05/10/2013 11:33 am ET Updated Jul 10, 2013

My Hero, Chris Christie

Theologians tell us to hate the sin, but love the sinner. I confess to having those feelings about New Jersey governor Chris Christie. I hate the politics, but love the politician.

As a progressive, I detest most of Christie's political positions -- on unions, education, reproductive rights, you name it, he's on the wrong side of it. I am dismayed at his equivocations on evolution and climate change. I cannot imagine a circumstance in which he would get my vote. (Well, maybe I can -- if for instance he were running against Ted Cruz.)

But there are things about the man himself that I greatly admire. I like the way he gave the president credit for his help after Hurricane Sandy, for which he was scolded by many of his fellow Republicans (and he didn't knuckle under to their browbeating either). I like his size, in part for the way it implicitly sneers at our contemporary demand for thinness at any cost, our understanding of thinness as the consummate virtue; and also because his size and shape is a metaphorical instantiation of his verbal character: he occupies as much space as he needs and wants, he is in your face and cannot be made invisible. He is large.

But above all, I like the way he talks. He says what he means and means what he says (more often than pretty much any other politician, anyway). In particular I am thrilled at his resuscitation on several occasions of a phrase I remember from my childhood -- a phrase that was common and useful then, but has virtually vanished from the language since we became a society dedicated to the pursuit of niceness.

Niceness is nice, but it should never erode selfhood, and in particular what seems to be an increasingly old-fashioned line between the public and the private persona. Once upon a time, the public/private line was drawn firmly in the social sand. A child growing up in the 1940s and '50s learned early and often that you crossed that line at your very real peril. You learned what kinds of behaviors and utterances were suitable only in private, within the family or among close friends, and which could be brought out in public, among strangers or casual acquaintances.

We learned, for instance, that some kinds of information were what sociologists have called "free goods" -- you could ask strangers, for instance, what their names were, what they or their fathers did for a living, what they had done the previous summer. But you could not ask them about their religion, or how much their father made. You could ask a child how old she was or how much he weighed, but never a woman.

You learned that to try to elicit nonfree information constituted a social faux pas, marking you as gauche and oafish. If you persisted you were a "nosybody" and no one would like you. And early in your communicative life, you learned the proper formula for putting nosybodies in their place: None of your business (NOYB). (We kids thought it particularly sophisticated to employ the alternate form, "None of your beeswax.")

This response reminded the nosybody that he or she had crossed the public/private line and had better beat a hasty retreat. It was not nice or polite, but keeping the line sharply drawn was more important than being nice.

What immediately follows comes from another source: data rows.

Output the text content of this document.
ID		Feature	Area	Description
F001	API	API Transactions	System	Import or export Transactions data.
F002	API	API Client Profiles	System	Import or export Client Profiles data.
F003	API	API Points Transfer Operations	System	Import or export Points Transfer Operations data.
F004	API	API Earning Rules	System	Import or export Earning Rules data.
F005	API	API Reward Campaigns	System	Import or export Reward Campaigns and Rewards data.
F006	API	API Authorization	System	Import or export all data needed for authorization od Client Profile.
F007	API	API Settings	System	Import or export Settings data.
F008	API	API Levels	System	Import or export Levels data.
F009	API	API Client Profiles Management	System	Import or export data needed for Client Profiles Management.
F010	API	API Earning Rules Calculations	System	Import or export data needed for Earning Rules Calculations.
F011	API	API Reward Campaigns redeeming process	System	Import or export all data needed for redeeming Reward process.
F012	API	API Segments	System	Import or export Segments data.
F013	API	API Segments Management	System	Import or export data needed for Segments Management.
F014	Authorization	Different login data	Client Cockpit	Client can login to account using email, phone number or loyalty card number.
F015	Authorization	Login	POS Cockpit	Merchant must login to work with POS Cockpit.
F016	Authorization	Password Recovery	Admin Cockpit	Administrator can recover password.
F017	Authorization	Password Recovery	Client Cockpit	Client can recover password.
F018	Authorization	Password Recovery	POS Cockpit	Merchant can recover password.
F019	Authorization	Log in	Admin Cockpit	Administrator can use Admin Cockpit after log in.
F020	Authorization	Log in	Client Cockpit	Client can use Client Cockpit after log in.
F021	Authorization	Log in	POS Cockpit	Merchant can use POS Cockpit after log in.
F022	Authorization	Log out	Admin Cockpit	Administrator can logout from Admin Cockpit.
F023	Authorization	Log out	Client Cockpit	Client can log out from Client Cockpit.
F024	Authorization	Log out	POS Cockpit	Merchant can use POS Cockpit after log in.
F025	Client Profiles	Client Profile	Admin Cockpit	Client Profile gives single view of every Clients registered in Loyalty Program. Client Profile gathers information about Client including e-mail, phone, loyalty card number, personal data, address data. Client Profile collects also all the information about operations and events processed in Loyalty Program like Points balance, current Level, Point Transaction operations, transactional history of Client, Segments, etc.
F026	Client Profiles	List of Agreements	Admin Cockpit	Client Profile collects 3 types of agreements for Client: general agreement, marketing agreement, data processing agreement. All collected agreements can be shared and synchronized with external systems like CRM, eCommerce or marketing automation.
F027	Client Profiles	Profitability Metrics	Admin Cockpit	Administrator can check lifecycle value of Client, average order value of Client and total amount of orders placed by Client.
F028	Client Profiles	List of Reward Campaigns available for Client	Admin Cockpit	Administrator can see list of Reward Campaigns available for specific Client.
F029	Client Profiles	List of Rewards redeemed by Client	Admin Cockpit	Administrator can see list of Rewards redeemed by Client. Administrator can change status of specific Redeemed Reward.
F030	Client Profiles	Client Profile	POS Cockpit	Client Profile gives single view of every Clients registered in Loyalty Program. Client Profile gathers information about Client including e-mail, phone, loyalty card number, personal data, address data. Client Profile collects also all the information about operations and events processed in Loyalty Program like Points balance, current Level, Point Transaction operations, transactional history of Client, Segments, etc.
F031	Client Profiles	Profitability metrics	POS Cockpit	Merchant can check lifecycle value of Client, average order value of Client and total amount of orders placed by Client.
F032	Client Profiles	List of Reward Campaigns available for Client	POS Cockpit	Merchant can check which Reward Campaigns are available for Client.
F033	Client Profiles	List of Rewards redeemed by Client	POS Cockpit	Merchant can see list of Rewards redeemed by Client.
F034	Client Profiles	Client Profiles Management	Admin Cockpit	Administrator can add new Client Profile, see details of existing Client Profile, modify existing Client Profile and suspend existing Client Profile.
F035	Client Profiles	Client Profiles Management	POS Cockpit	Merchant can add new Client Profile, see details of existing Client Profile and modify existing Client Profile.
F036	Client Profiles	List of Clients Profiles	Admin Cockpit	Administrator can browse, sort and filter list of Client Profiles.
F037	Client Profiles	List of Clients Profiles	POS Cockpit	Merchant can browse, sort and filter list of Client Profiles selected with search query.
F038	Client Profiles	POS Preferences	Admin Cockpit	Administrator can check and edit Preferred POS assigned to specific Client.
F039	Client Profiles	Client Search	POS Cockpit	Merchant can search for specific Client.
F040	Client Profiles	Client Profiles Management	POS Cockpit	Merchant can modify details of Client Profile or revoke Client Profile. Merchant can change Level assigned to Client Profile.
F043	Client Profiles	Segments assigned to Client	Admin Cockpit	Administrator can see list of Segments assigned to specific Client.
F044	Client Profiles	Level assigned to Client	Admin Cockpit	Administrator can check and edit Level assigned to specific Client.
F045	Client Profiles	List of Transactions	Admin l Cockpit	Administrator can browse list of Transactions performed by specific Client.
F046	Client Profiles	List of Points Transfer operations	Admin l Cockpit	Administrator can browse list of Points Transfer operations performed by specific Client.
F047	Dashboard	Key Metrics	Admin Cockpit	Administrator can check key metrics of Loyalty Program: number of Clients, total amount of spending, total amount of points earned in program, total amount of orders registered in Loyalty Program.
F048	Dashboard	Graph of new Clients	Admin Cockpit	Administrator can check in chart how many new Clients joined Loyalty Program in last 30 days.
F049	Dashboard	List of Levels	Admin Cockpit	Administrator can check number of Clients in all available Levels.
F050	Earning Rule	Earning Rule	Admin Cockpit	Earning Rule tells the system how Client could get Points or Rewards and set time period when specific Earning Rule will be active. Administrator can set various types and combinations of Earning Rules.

Between then and now two things have happened in this society. We have exalted niceness to our number-one virtue, and we have steadily eroded that public-private distinction. These two changes are of course not unrelated. Because we want to look nice, we are very reluctant to deny even strangers a peek into our intimate lives. Then, too, Americans have become increasingly impervious to intrusions, whether because we don't want to interfere with the government's pursuit of terrorists, or because so many of the intrusions we tolerate nowadays arise in venues and forms we don't understand, on our technological devices. But our reluctance to set limits on privacy invasions has meant that the old put-down NOYB has become obsolete. You just don't hear it any more.

Except from the lips of Governor Christie, who has used it on a number of occasions. Most recently he used a version of it to brush back reporters who were asking about his weight-loss surgery: whether, how, and why. And it was absolutely none of their business. It was, as he noted, between him, his own doctors, and his family. In other words, the matter was private: behind the line in the sand. Your typical 21st century American politician would have stammered out an answer or tried to be evasive, in order to be "nice." But Christie doesn't worry about that, and more power to him for that!

On the other hand, it is worth noting that -- as commendable as Christie's restoration of NOYB to common parlance may be -- he doesn't necessarily use it correctly or appropriately. Sometimes he uses it as a way to avoid addressing questions that have to do with public issues, about which it is important to ask questions and get responsive answers from those holding or seeking political office: for instance, he has used NOYB when asked his views on evolution and climate change. Neither Christie nor any other politician should be permitted to use NOYB as a way to dodge their rhetorical responsibilities.

But as long as he uses NOYB to redraw the public-private line in the sand and restore American respect for privacy, I'm in his corner.